Mulheres que fizeram a Independência: o protagonismo feminino no 2 de Julho

 

Por: Raniele Amorim

As celebrações do 2 de Julho costumam destacar a vitória das tropas brasileiras sobre os portugueses e a consolidação da Independência na Bahia. No entanto, por trás de uma história frequentemente narrada a partir de lideranças militares masculinas, mulheres desempenharam papéis decisivos na resistência e na construção desse marco histórico. Entre elas, destacam-se Maria Quitéria, Joana Angélica e Maria Felipa, personagens que desafiaram as convenções de seu tempo e contribuíram diretamente para a luta pela libertação da província.

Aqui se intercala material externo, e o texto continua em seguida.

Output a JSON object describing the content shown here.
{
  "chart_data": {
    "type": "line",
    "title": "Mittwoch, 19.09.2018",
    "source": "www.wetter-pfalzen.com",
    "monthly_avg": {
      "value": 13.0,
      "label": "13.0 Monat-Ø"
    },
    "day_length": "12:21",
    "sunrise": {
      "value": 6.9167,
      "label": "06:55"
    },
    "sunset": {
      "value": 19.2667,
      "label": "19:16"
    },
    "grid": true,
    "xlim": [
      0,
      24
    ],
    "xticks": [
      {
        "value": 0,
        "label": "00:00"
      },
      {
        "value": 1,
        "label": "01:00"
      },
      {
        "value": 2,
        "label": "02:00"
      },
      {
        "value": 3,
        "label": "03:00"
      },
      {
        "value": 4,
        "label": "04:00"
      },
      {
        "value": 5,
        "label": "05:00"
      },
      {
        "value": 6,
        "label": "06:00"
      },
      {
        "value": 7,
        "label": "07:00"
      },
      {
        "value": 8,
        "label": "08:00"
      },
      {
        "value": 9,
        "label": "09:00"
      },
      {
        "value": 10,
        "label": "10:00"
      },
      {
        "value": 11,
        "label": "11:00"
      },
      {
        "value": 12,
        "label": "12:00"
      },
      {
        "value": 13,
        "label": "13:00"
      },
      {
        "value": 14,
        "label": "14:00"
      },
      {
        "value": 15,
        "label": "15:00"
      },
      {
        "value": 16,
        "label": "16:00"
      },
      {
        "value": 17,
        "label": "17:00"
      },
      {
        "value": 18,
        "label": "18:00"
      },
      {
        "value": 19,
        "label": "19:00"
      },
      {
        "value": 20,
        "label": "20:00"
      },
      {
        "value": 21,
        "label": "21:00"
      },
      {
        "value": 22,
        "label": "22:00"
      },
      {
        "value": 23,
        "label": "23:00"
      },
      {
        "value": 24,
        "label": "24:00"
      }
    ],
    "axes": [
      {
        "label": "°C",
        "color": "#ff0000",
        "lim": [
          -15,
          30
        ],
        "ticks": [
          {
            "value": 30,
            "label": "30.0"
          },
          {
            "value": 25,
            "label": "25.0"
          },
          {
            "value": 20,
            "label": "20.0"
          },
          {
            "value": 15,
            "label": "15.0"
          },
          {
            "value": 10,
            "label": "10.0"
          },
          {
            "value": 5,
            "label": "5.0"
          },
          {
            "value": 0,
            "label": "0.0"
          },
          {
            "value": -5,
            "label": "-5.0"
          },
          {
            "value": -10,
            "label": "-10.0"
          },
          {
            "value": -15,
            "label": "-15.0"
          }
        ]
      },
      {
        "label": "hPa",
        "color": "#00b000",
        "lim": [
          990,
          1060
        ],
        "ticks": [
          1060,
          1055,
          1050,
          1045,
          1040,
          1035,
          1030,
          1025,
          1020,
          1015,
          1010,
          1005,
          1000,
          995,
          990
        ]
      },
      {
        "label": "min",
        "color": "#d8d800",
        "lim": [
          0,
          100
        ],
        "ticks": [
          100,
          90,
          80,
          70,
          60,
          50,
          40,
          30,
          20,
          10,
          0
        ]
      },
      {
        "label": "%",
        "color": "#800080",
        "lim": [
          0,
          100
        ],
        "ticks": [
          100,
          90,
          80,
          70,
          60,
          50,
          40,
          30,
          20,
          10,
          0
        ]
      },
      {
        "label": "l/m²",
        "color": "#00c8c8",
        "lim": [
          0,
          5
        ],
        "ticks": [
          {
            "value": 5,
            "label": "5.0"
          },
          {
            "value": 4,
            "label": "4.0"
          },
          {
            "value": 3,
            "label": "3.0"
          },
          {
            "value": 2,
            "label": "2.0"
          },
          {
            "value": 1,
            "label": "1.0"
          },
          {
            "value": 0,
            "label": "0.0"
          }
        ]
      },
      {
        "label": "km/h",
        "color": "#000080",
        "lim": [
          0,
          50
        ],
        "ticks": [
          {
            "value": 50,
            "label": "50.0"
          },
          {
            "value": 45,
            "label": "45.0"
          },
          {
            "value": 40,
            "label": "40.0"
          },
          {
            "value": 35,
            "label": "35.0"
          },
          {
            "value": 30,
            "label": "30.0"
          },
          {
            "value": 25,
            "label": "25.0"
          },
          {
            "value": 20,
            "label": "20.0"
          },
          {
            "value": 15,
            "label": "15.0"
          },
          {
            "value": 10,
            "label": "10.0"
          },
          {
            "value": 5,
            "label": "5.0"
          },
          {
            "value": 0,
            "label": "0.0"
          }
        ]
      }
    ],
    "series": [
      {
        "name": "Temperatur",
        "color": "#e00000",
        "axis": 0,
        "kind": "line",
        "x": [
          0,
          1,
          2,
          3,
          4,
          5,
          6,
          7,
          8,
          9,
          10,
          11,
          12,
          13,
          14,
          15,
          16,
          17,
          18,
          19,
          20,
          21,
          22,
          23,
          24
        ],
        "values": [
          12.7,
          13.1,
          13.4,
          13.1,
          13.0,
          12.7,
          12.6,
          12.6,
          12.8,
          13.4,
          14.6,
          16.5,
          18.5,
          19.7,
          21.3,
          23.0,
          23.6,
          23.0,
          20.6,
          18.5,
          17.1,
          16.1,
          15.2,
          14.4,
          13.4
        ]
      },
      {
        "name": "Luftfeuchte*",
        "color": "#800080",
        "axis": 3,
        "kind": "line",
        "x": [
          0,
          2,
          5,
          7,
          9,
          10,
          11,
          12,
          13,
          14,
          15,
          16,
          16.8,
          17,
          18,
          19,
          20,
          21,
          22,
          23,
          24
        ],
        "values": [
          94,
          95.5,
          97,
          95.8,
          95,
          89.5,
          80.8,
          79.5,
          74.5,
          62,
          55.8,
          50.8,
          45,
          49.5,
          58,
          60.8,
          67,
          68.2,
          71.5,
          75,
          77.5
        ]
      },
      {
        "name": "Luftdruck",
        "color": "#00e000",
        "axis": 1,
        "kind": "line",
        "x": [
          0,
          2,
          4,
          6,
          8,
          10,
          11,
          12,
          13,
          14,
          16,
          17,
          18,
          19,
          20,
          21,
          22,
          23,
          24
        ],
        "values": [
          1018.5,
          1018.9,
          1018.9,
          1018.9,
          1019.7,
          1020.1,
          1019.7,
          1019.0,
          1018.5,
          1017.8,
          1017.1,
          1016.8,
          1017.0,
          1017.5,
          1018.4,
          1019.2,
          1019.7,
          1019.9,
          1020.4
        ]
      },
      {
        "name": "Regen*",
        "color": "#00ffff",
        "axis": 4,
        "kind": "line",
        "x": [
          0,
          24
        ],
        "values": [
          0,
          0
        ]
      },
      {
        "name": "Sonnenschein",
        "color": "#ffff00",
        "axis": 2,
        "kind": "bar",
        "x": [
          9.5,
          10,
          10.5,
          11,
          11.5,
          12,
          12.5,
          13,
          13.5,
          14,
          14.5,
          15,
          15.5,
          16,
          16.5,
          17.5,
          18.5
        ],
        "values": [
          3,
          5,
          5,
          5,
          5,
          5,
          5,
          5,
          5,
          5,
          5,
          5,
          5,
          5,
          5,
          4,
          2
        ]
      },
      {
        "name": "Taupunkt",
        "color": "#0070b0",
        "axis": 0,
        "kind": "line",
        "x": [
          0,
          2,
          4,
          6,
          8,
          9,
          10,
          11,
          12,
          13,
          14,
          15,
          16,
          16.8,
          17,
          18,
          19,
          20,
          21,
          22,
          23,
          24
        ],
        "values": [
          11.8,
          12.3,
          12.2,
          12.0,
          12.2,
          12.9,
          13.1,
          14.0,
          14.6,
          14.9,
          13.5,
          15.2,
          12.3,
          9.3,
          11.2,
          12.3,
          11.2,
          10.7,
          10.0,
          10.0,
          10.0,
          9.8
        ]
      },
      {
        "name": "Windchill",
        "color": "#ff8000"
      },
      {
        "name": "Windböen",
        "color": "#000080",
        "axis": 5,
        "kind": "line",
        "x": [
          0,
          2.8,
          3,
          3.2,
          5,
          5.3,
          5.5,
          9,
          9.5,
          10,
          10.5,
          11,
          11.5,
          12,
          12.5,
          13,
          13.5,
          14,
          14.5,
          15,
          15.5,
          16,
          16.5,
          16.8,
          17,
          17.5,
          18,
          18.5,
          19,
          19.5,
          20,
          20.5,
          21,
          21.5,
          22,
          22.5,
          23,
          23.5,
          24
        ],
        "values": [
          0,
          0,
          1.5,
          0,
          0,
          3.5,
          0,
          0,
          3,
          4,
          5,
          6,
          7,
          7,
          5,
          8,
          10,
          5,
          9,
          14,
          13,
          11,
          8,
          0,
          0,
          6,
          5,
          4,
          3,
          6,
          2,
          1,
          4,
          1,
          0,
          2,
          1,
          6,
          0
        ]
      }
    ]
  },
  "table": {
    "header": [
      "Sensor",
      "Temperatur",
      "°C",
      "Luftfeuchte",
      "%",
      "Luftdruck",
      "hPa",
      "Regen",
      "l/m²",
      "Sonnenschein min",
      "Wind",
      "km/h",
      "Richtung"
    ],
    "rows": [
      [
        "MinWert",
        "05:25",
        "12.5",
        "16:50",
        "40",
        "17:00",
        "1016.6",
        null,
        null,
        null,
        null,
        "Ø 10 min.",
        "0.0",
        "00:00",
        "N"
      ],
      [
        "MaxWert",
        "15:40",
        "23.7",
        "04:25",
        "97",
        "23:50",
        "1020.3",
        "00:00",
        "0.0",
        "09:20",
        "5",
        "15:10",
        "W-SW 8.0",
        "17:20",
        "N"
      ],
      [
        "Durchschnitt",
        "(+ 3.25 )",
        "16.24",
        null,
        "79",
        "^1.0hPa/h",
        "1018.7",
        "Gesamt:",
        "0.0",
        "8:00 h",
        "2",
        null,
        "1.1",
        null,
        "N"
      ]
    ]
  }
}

Natural de Feira de Santana, Maria Quitéria tornou-se um dos maiores símbolos da participação feminina nas guerras de independência. Criada em uma família rural e sem acesso à educação formal, ela contrariou a vontade do pai e as normas sociais da época ao se disfarçar de homem para ingressar no Exército brasileiro em 1822. Sob a identidade de “soldado Medeiros”, participou de combates contra as tropas portuguesas no Recôncavo baiano, destacando-se por sua habilidade com armas e por sua atuação em campo. Embora hoje seja reconhecida como heroína nacional, sua trajetória permaneceu por muito tempo à margem da memória oficial, sendo recuperada apenas décadas depois como símbolo da participação feminina na construção do país.

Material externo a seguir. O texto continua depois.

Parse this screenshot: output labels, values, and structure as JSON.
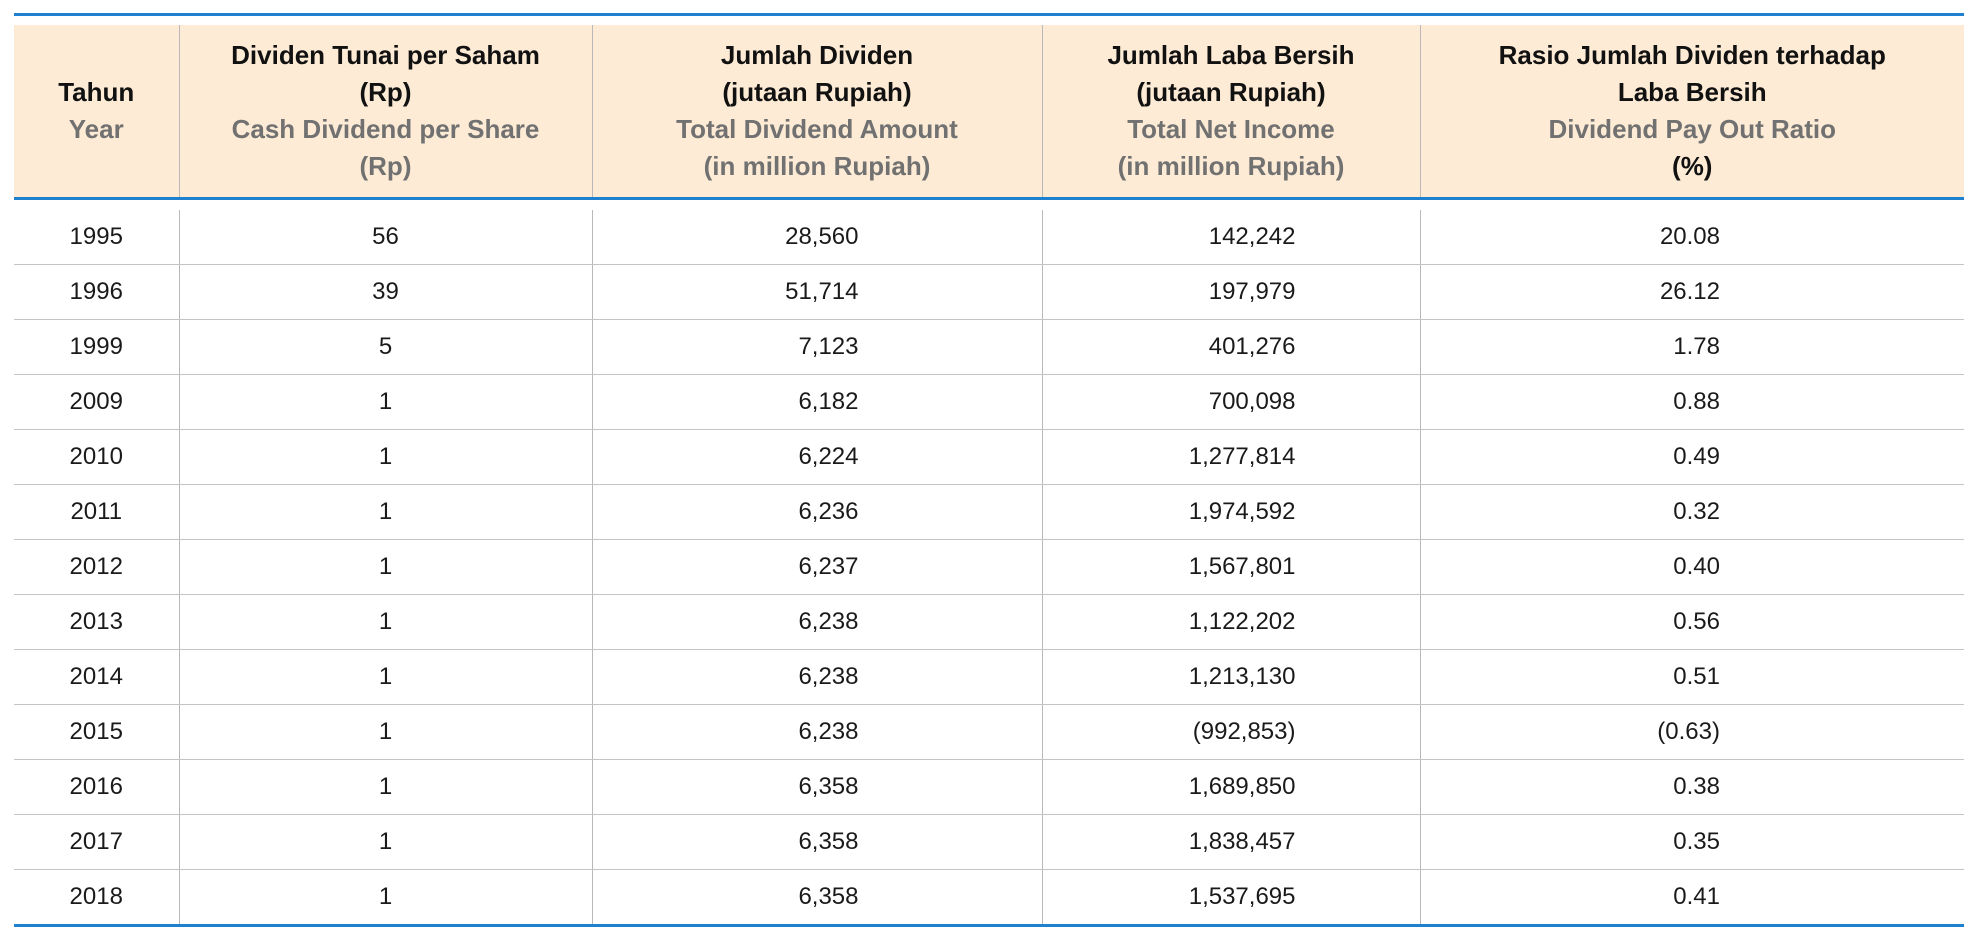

Outra figura fundamental para a história da Independência da Bahia é Joana Angélica. Religiosa e abadessa do Convento da Lapa, em Salvador, ela entrou para a história ao tentar impedir a invasão do convento por soldados portugueses, em fevereiro de 1822. Ao se colocar diante das tropas para proteger o espaço religioso, foi assassinada, tornando-se mártir da causa independentista. Historiadores apontam que sua morte teve forte impacto na população baiana, funcionando como um dos episódios que intensificaram a mobilização popular contra o domínio português. Desde então, sua imagem passou a representar coragem, resistência e defesa da autonomia da província.

Moradora da Ilha de Itaparica, Maria Felipa liderou um grupo de cerca de 40 mulheres que atuaram diretamente contra as forças portuguesas. Segundo a tradição oral e registros históricos, o grupo foi responsável por incendiar embarcações portuguesas, enfraquecendo a logística militar inimiga durante os confrontos. Relatos também atribuem a Maria Felipa e suas companheiras o uso estratégico da cansanção, planta que provoca intensa irritação na pele, para enfrentar soldados portugueses. Sua atuação evidencia a participação popular e coletiva na guerra de independência, especialmente de mulheres negras, frequentemente invisibilizadas pela historiografia tradicional.

As histórias de Maria Quitéria, Joana Angélica e Maria Felipa revelam que a Independência da Bahia não foi construída apenas nos campos de batalha ou nos espaços de poder. Foi também resultado da coragem de mulheres que desafiaram estruturas sociais, religiosas e políticas para defender a liberdade. Ao recuperar essas trajetórias, o 2 de Julho reafirma não apenas a memória da independência, mas também o protagonismo feminino na construção da história brasileira.